Il Premio della Giuria di Esperti è stato assegnato al musical – canto, danza e recitazione – Mahalia, the Queen of Gospel Music, del Hattiloo Theatre di Memphis, Tennessee. Le due Menzioni Speciali sono state assegnate a Land of Poetry, pièce multidisciplinare creata dall’attore e scrittore Martin Chishimba e prodotta dal Twangale Cultural Centre della città di Ndola in Zambia – se ne è già scritto su questo blog il 3 luglio 2023; e a Los Pàjaros Negros, spettacolo di musica, canto, danza, arti visive e ricerca storica della compagnia multidisciplinare La Franja Teatral di Cuba.

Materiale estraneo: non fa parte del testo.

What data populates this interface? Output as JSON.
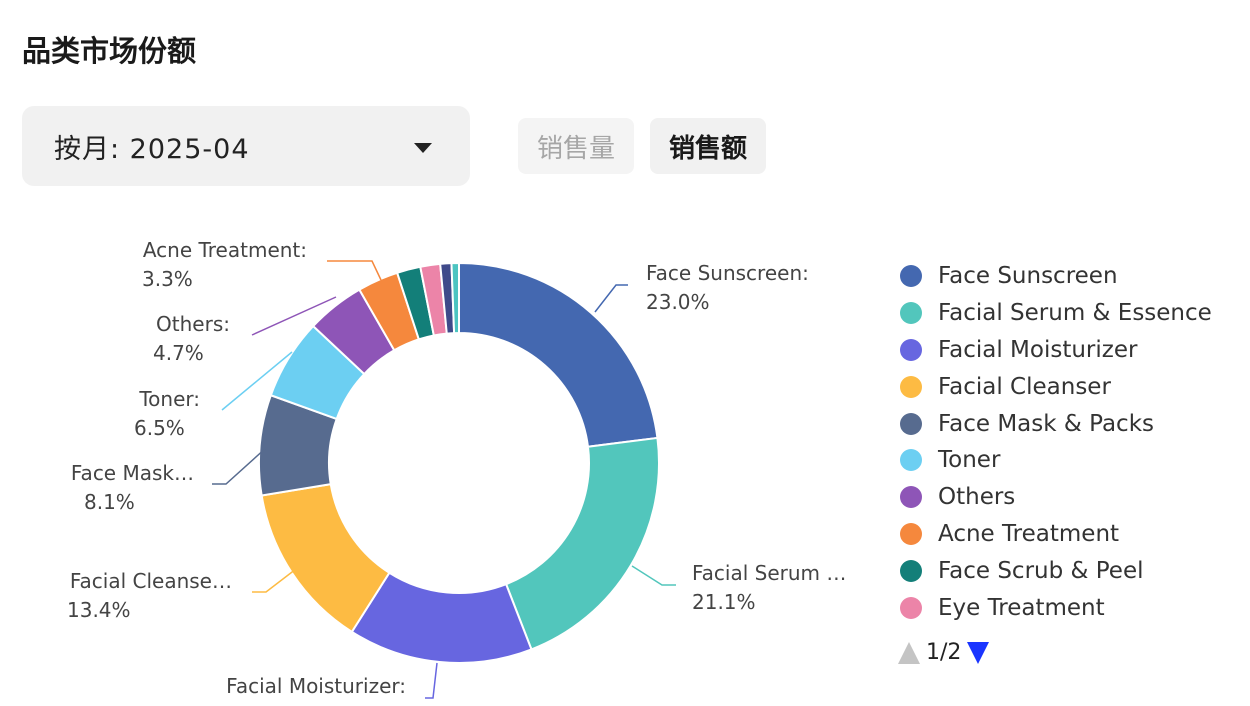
{
  "title": "品类市场份额",
  "month_select": {
    "value": "按月: 2025-04"
  },
  "metric_buttons": {
    "volume": "销售量",
    "amount": "销售额",
    "active": "amount"
  },
  "legend": {
    "page_text": "1/2"
  },
  "chart_data": {
    "type": "pie",
    "donut": true,
    "series": [
      {
        "name": "Face Sunscreen",
        "label": "Face Sunscreen:",
        "percent_text": "23.0%",
        "value": 23.0,
        "color": "#4468b0"
      },
      {
        "name": "Facial Serum & Essence",
        "label": "Facial Serum …",
        "percent_text": "21.1%",
        "value": 21.1,
        "color": "#52c6bc"
      },
      {
        "name": "Facial Moisturizer",
        "label": "Facial Moisturizer:",
        "percent_text": "",
        "value": 14.9,
        "color": "#6766e0"
      },
      {
        "name": "Facial Cleanser",
        "label": "Facial Cleanse…",
        "percent_text": "13.4%",
        "value": 13.4,
        "color": "#fdbb43"
      },
      {
        "name": "Face Mask & Packs",
        "label": "Face Mask…",
        "percent_text": "8.1%",
        "value": 8.1,
        "color": "#576b8f"
      },
      {
        "name": "Toner",
        "label": "Toner:",
        "percent_text": "6.5%",
        "value": 6.5,
        "color": "#6ccff2"
      },
      {
        "name": "Others",
        "label": "Others:",
        "percent_text": "4.7%",
        "value": 4.7,
        "color": "#8e55b7"
      },
      {
        "name": "Acne Treatment",
        "label": "Acne Treatment:",
        "percent_text": "3.3%",
        "value": 3.3,
        "color": "#f5883d"
      },
      {
        "name": "Face Scrub & Peel",
        "label": "",
        "percent_text": "",
        "value": 1.9,
        "color": "#137f79"
      },
      {
        "name": "Eye Treatment",
        "label": "",
        "percent_text": "",
        "value": 1.6,
        "color": "#ec84a8"
      },
      {
        "name": "",
        "label": "",
        "percent_text": "",
        "value": 0.9,
        "color": "#3f4a8a"
      },
      {
        "name": "",
        "label": "",
        "percent_text": "",
        "value": 0.6,
        "color": "#4cc4c1"
      }
    ],
    "legend_position": "right"
  }
}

Vale la pena ricordare che la Giuria degli Esperti, presieduta da Livia Pomodoro, è internazionale. È formata da personalità del teatro e della cultura – un catalogo lungo, ma interessante da considerare dettagliatamente: Lev Abramovič Dodin (Direttore Artistico del Malyj Dramatičeskij Teatr di San Pietroburgo); Fadhel Jaïbi (Direttore del Théâtre National Tunisien); Oskaras Koršunovas (Fondatore e Direttore Artistico dell’Oskaro Koršunovo Teatras di Vilnius – OKT); Stathis Livathinos (Regista Teatrale e Cinematografico greco); Muriel Mayette-Holtz (Direttrice del Théâtre National de Nice); Enzo Moscato (Fondatore e Direttore Artistico della Compagnia Teatrale Enzo Moscato); Lluis Pasqual (Regista teatrale spagnolo); Tadashi Suzuki (Fondatore e Direttore della Suzuki Company di Toga – SCOT); Gábor Tompa (Direttore del Hungarian Theatre of Cluj in Romania); Lim Soon Heng (Regista Teatrale malese).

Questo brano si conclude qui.